It’s so rewarding for our health (and hip-pocket) to get to know the plant friends growing everywhere around us, and so much the better when those friends are tasty—in that category, wild-growing Mallow has plenty to offer a weed forager. And yes, if you’re wondering, its distant relative the Marsh Mallow (Althaea officinalis) is what the tasty confectionary of the same name was originally made from before they switched to using starch instead.
Mallow has stiff branching stems and soft, slightly furry leaves that look similar to a Geranium. Given enough time to grow undisturbed, it can reach a surprising height of a metre or more, but usually it is found earlier on while still below 50 cm or so. Its small purple flowers start appearing in clusters near the top of the plant in late Spring and give way to cute little round seed pods by summer—these are reminiscent of miniature green pumpkins and are known colloquially as “cheeses”.
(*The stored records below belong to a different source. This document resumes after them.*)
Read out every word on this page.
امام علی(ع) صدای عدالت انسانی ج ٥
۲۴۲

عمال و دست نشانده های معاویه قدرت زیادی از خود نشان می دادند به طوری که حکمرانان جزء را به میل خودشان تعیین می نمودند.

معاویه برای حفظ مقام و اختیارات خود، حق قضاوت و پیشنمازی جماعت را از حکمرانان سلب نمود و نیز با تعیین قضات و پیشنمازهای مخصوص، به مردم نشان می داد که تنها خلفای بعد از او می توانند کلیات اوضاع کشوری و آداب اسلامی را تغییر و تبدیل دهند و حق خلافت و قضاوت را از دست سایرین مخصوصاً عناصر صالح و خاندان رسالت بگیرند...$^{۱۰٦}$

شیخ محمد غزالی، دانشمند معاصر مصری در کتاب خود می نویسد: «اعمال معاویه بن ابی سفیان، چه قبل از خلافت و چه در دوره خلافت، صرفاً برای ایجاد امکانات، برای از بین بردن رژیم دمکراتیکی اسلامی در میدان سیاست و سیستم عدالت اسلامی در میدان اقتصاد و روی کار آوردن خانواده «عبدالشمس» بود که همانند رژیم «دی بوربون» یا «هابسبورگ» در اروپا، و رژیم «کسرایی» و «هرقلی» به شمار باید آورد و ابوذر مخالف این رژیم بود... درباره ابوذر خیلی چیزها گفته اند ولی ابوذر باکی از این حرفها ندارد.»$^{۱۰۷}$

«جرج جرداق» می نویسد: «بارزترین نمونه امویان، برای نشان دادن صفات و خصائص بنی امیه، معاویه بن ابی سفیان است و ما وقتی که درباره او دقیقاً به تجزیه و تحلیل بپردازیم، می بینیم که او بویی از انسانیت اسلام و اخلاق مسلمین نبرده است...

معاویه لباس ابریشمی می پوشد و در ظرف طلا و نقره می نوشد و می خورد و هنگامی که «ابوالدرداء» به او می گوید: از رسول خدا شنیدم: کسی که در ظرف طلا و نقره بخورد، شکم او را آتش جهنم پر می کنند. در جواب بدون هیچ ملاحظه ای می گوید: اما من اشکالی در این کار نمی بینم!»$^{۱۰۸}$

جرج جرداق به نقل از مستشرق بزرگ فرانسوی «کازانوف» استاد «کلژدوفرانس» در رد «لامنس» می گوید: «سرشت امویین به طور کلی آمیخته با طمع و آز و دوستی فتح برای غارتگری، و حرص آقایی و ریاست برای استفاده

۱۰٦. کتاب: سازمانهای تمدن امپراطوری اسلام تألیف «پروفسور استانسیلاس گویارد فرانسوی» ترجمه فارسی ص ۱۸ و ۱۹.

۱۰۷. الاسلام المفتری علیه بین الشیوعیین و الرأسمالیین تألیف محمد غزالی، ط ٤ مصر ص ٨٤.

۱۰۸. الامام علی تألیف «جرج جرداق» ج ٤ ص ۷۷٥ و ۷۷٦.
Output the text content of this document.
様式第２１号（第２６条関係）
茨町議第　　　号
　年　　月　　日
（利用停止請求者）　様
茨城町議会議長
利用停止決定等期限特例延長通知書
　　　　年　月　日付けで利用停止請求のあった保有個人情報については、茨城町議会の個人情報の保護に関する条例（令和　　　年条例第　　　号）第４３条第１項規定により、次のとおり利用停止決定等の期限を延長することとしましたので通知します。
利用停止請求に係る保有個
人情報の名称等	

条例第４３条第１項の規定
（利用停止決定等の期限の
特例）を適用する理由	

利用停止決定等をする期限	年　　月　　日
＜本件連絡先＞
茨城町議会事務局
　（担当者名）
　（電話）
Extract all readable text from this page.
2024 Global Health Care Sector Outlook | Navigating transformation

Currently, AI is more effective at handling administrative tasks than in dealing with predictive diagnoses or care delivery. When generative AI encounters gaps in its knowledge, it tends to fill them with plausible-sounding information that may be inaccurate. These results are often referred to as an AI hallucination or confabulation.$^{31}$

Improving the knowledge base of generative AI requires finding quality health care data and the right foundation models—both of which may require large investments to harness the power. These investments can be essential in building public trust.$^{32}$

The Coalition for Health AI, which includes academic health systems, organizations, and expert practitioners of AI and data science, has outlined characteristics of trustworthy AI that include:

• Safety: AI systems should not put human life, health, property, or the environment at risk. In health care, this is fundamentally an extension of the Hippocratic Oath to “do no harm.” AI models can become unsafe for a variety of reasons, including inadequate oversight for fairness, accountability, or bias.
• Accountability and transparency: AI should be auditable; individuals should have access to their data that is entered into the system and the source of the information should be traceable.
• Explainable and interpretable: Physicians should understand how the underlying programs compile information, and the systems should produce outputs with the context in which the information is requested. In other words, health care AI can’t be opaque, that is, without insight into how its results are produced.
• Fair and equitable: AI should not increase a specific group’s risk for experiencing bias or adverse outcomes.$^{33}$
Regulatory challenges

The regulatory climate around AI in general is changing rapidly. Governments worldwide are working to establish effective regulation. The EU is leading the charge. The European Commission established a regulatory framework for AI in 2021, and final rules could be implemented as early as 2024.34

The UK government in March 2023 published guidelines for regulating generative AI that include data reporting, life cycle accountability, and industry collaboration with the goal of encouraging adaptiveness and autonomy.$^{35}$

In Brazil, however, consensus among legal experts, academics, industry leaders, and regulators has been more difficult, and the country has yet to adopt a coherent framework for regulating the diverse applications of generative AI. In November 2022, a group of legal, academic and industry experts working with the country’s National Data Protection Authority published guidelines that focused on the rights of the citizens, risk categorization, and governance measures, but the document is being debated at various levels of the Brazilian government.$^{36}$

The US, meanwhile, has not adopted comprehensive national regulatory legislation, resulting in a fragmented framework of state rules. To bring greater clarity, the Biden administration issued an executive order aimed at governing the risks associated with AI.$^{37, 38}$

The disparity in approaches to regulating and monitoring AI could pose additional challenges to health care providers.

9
In suburban Melbourne, Mallow can be found in almost every soil patch that the sun touches. It doesn’t die off in winter so it can be found year-round. Take a look in your garden because it’s very likely to be there if you haven’t weeded for a while, but if not then the edges of other people’s front gardens are a good bet. It also tends to grow along the edges of railways and in local parks. Be aware though that public areas may have been sprayed with weed killer, so use common sense and avoid collecting anything if you think this might be the case or might have been done recently, even if the plants seem to be growing well.
Mallow is high in nutrients like calcium, iron and zinc (although the amounts of these depends on what they can get out of the soil) and all parts of it can be eaten. It has a soft, gelatinous texture with a pleasant taste which is less bitter than many other wild edible plants. The leaves and seed pods make a great addition to salads. It can also be added to smoothies, seasoned and cooked in boiling water instead of silver beet or spinach, or added to soups—anything you can think of really that can handle a bit of a green boost that won’t overpower the other flavours. The roots are not toxic but you might have to get a bit more creative to prepare these in a way that tastes good!
All types of mallow are valued for their slimy mucilaginous properties which help reduce inflammation. You can use the chopped roots or the leaves and make an infusion—either in hot water for a short time or cold water overnight. An infusion of Mallow can help heal sore throats, coughs and skin infections if used directly on the wound. It is also soothing to the digestive tract, although the roots the Marsh Mallow species are considered better for this.
In small edible quantities like the occasional salad or similar, it is unlikely that mallow will cause any unwanted side-effects. But if you suspect you are having any kind of bad reaction, or you are pregnant or are taking medication and want to know if it is safe to eat, please consult a medical herbalist/professional—it’s not worth the risk to guess.